The D.C. Sports and Entertainment Commission announced last night that this year's Grand Prix auto race in Washington has been canceled, saying that the North Carolina-based promoter "has repeatedly failed to meet commitments" over the past several months.

Sports commission officials complained that with the June 27-29 event less than four months away, National Grand Prix Holdings LLC has proposed little to reduce the noise of cars racing about 50 yards from homes in the Kingman Park neighborhood of Northeast Washington. City tests during last year's inaugural race at Robert F. Kennedy Memorial Stadium measured the noise level at 100.4 to 105 decibels on adjacent streets, far exceeding the 60-decibel limit permitted in residential areas.

The Grand Prix, which last year is believed to have drawn 70,000 spectators over three days, is considered by Mayor Anthony A. Williams (D) to be important to economic development in the city. But for Kingman Park residents, last summer's event was a loud intrusion that they don't want repeated.

Other issues, particularly internal squabbling at National Grand Prix Holdings, also contributed to the decision to pull the race, the sports commission said.

"The promoters canceled it," said John L. Richardson, the commission's chairman. "They never came up with a technological solution to the noise, and they had internal problems that led to the cancellation."

Scott Atherton, president and CEO of the American Le Mans Series, the event's sanctioning body, said in a statement, "For this year, the race has become a victim of operational problems on behalf of the event organizer."

The announcements by the commission and American Le Mans raised concerns about a 10-year contract to hold the race in the District and $5.1 million the commission was authorized to spend on construction related to the Grand Prix. Under the agreement between the sports commission and Grand Prix Holdings, the promoter has the duration of the contract to repay its half of that cost in what amounts to an interest-free loan with no guarantor.

Last night, neither Richardson nor commission President Robert D. Goldwater -- both of whom have refused to make the Grand Prix contract public -- would discuss the money or how the quasi-independent city agency would recoup the funds should the rest of the races be canceled. Goldwater said that he is hopeful that future Grand Prix auto competitions will be held in the nation's capital, but he added, "I'm not sure we can with this group [Grand Prix Holdings]."

Christopher J. Lencheski, co-founder and board chairman of Grand Prix Holdings, did not return three calls yesterday seeking comment.

Several D.C. Council members who have criticized the race and the sports commission said they were pleased that this year's Grand Prix will not take place. They said they were troubled, however, that the commission and the promoter were not talking more openly about the $5.1 million and the issues that led to the cancellation.

"As for the $5 million-plus spent by the sports commission, hopefully it protected itself for something like this," said D.C. Council member Jack Evans (D-Ward 2), chairman of the Committee on Finance and Revenue. "If not, we will find out. Clearly, John Richardson and Bobby Goldwater have some explaining to do."

Said council member Kevin P. Chavous (D-Ward 7), who represents the Kingman Park neighborhood adjacent to the track: "This is absolutely a victory for the community because promises were made about the noise and they were not kept.
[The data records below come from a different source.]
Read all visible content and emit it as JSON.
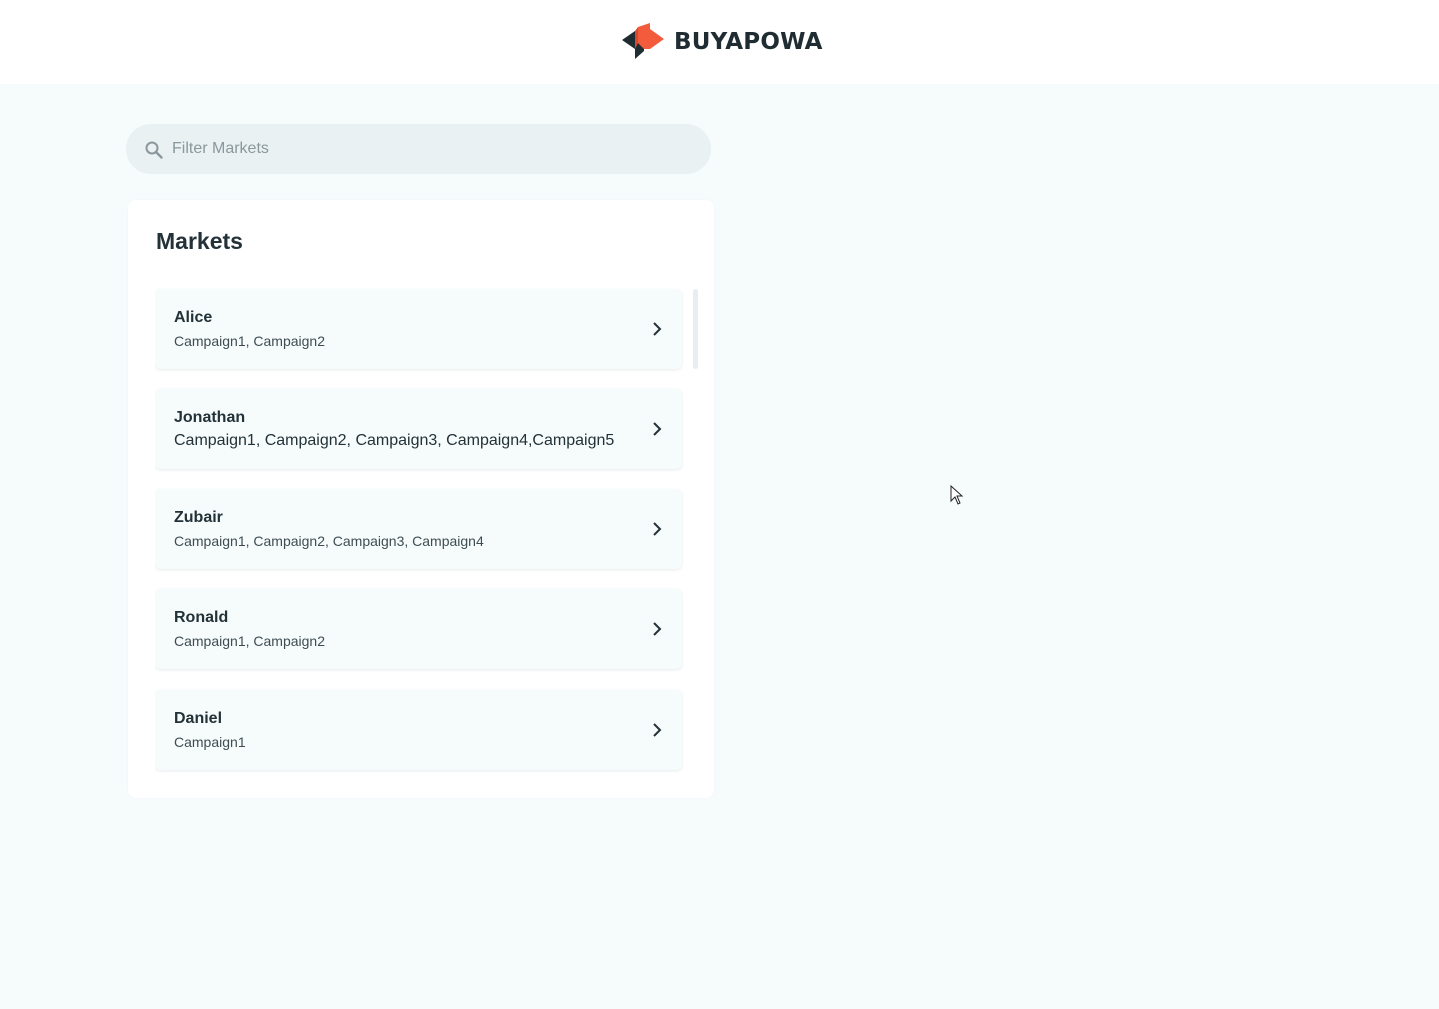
{
  "header": {
    "brand_name": "BUYAPOWA",
    "logo_colors": {
      "primary": "#f25c3c",
      "secondary": "#1f2d33"
    }
  },
  "search": {
    "placeholder": "Filter Markets",
    "value": "",
    "icon": "search-icon"
  },
  "markets": {
    "title": "Markets",
    "items": [
      {
        "name": "Alice",
        "campaigns": "Campaign1, Campaign2"
      },
      {
        "name": "Jonathan",
        "campaigns": "Campaign1, Campaign2, Campaign3, Campaign4,Campaign5"
      },
      {
        "name": "Zubair",
        "campaigns": "Campaign1, Campaign2, Campaign3, Campaign4"
      },
      {
        "name": "Ronald",
        "campaigns": "Campaign1, Campaign2"
      },
      {
        "name": "Daniel",
        "campaigns": "Campaign1"
      }
    ],
    "item_icon": "chevron-right-icon"
  },
  "colors": {
    "background": "#f6fbfc",
    "text": "#233238",
    "search_bg": "#e9f1f3",
    "accent": "#f25c3c"
  }
}
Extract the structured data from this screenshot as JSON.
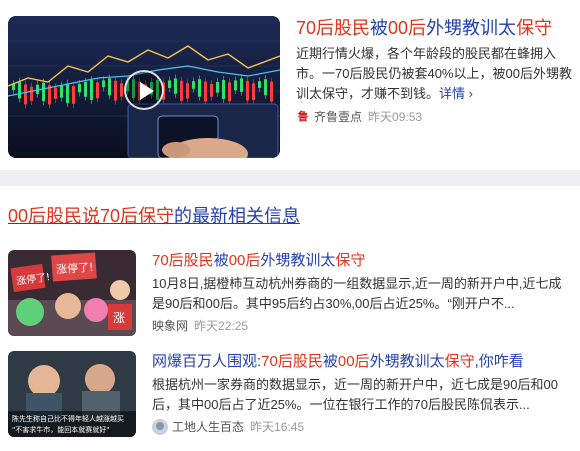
{
  "top_result": {
    "title_parts": [
      "70后股民",
      "被",
      "00后",
      "外甥教训太",
      "保守"
    ],
    "abstract": "近期行情火爆，各个年龄段的股民都在蜂拥入市。一70后股民仍被套40%以上，被00后外甥教训太保守，才赚不到钱。",
    "more_label": "详情 ›",
    "source": "齐鲁壹点",
    "source_logo_text": "鲁",
    "time": "昨天09:53"
  },
  "related": {
    "header_parts": [
      "00后股民说70后保守",
      "的最新相关信息"
    ],
    "items": [
      {
        "title_parts": [
          "70后股民",
          "被",
          "00后",
          "外甥教训太",
          "保守"
        ],
        "abstract": "10月8日,据橙柿互动杭州券商的一组数据显示,近一周的新开户中,近七成是90后和00后。其中95后约占30%,00后占近25%。“刚开户不...",
        "source": "映象网",
        "time": "昨天22:25",
        "thumb_signs": [
          "涨停了!",
          "涨停了!",
          "涨"
        ]
      },
      {
        "title_parts": [
          "网爆百万人围观:",
          "70后股民",
          "被",
          "00后",
          "外甥教训太",
          "保守",
          ",你咋看"
        ],
        "abstract": "根据杭州一家券商的数据显示，近一周的新开户中，近七成是90后和00后，其中00后占了近25%。一位在银行工作的70后股民陈侃表示...",
        "source": "工地人生百态",
        "time": "昨天16:45",
        "thumb_caption": [
          "陈先生称自己比不得年轻人越涨越买",
          "\"不害求牛市，能回本就赛就好\""
        ]
      }
    ]
  },
  "colors": {
    "link": "#2440b3",
    "highlight": "#e0331a",
    "meta": "#999999"
  },
  "icons": [
    "play-icon",
    "source-logo-icon",
    "avatar-icon"
  ]
}
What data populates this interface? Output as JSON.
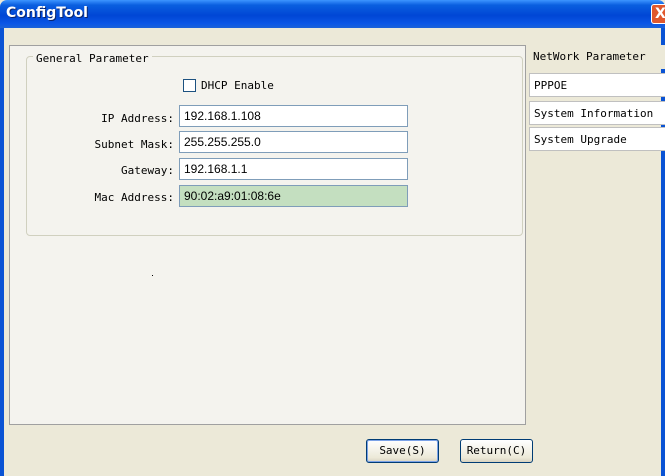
{
  "window": {
    "title": "ConfigTool",
    "close_glyph": "X"
  },
  "general": {
    "group_title": "General Parameter",
    "dhcp_label": "DHCP Enable",
    "dhcp_checked": false,
    "fields": [
      {
        "label": "IP Address:",
        "value": "192.168.1.108"
      },
      {
        "label": "Subnet Mask:",
        "value": "255.255.255.0"
      },
      {
        "label": "Gateway:",
        "value": "192.168.1.1"
      },
      {
        "label": "Mac Address:",
        "value": "90:02:a9:01:08:6e"
      }
    ]
  },
  "tabs": [
    {
      "label": "NetWork Parameter",
      "active": true
    },
    {
      "label": "PPPOE",
      "active": false
    },
    {
      "label": "System Information",
      "active": false
    },
    {
      "label": "System Upgrade",
      "active": false
    }
  ],
  "buttons": {
    "save": "Save(S)",
    "return": "Return(C)"
  },
  "colors": {
    "titlebar": "#0046d5",
    "mac_field_bg": "#c4dfc0",
    "window_bg": "#ece9d8"
  }
}
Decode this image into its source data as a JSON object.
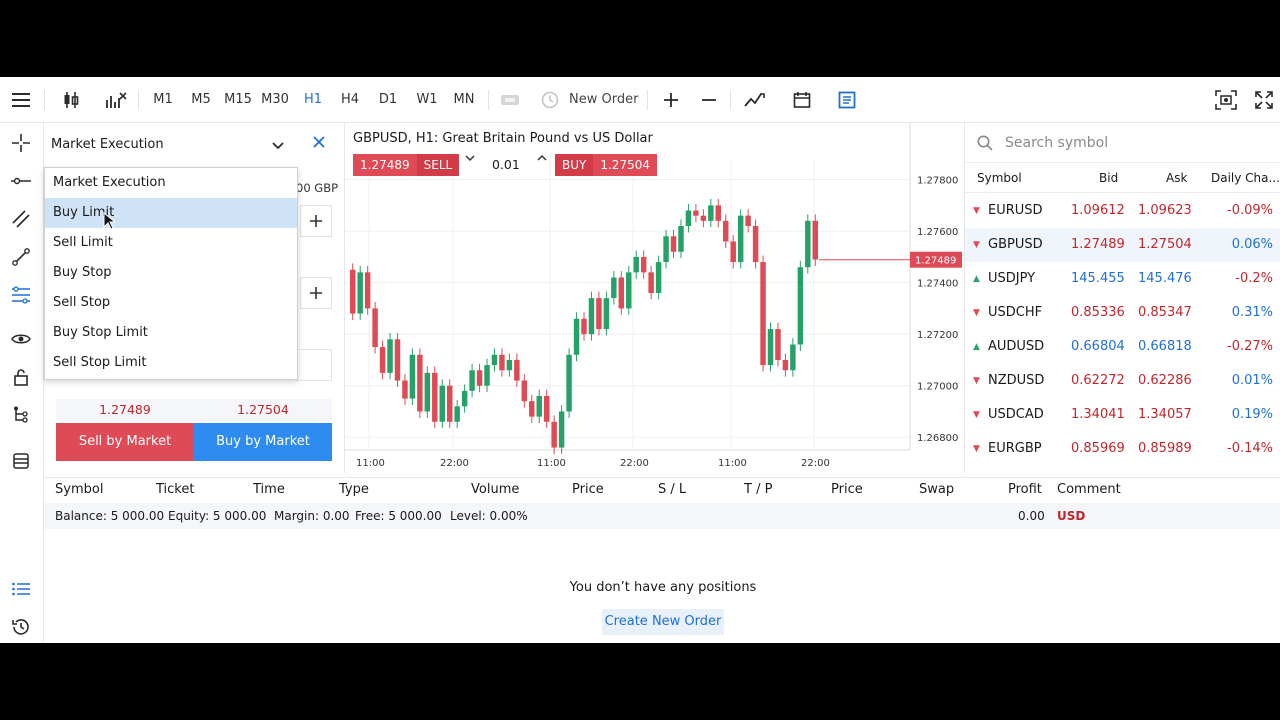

And if the promoters and the sports commission can't solve the noise problem or offer the best noise abatement there is, canceling the race is the right decision."

Residents of Kingman Park, infuriated by three days of overwhelming noise during last year's event, have presented the sports commission with a petition signed by about 90 residents who oppose having the Grand Prix in their neighborhood. The residents have hired a public relations specialist and have been receiving help from Georgetown University Law Center in drawing up a lawsuit to block the race.

Heidi Kotzian, the spokeswoman for the residents, said they planned to file the suit because the 10-year contract has not been canceled.

"The community is overwhelmingly pleased with the decision," said Frazer Walton Jr., president of the Kingman Park Civic Association. "The sports commission and the Williams administration were turning a deaf ear to our concerns and offered not real viable alternatives." Referring to the noise and fumes from the race cars, he added, "We also felt that not only was the community being exploited, but the health of the community was being put at risk."

Tony Bullock, spokesman for Williams, said that he had not been able to get in touch with the mayor to discuss the announcement. "Obviously, we will do whatever we can to safeguard any District funds that are involved," he said.

Sources involved in the planning of the race said the commission and Grand Prix Holdings had argued about who was responsible for paying for sound abatement measures, which could be very expensive.

The sources also said that members of the sports commission recently talked with race organizers other than Lencheski, triggering an internal battle between him and the board of Grand Prix Holdings. Lencheski has since asked the board to buy him out, the sources said.

A racer goes into turn No. 3 under a Metrorail bridge in the RFK Stadium parking lot during a practice day before last year's Grand Prix auto race.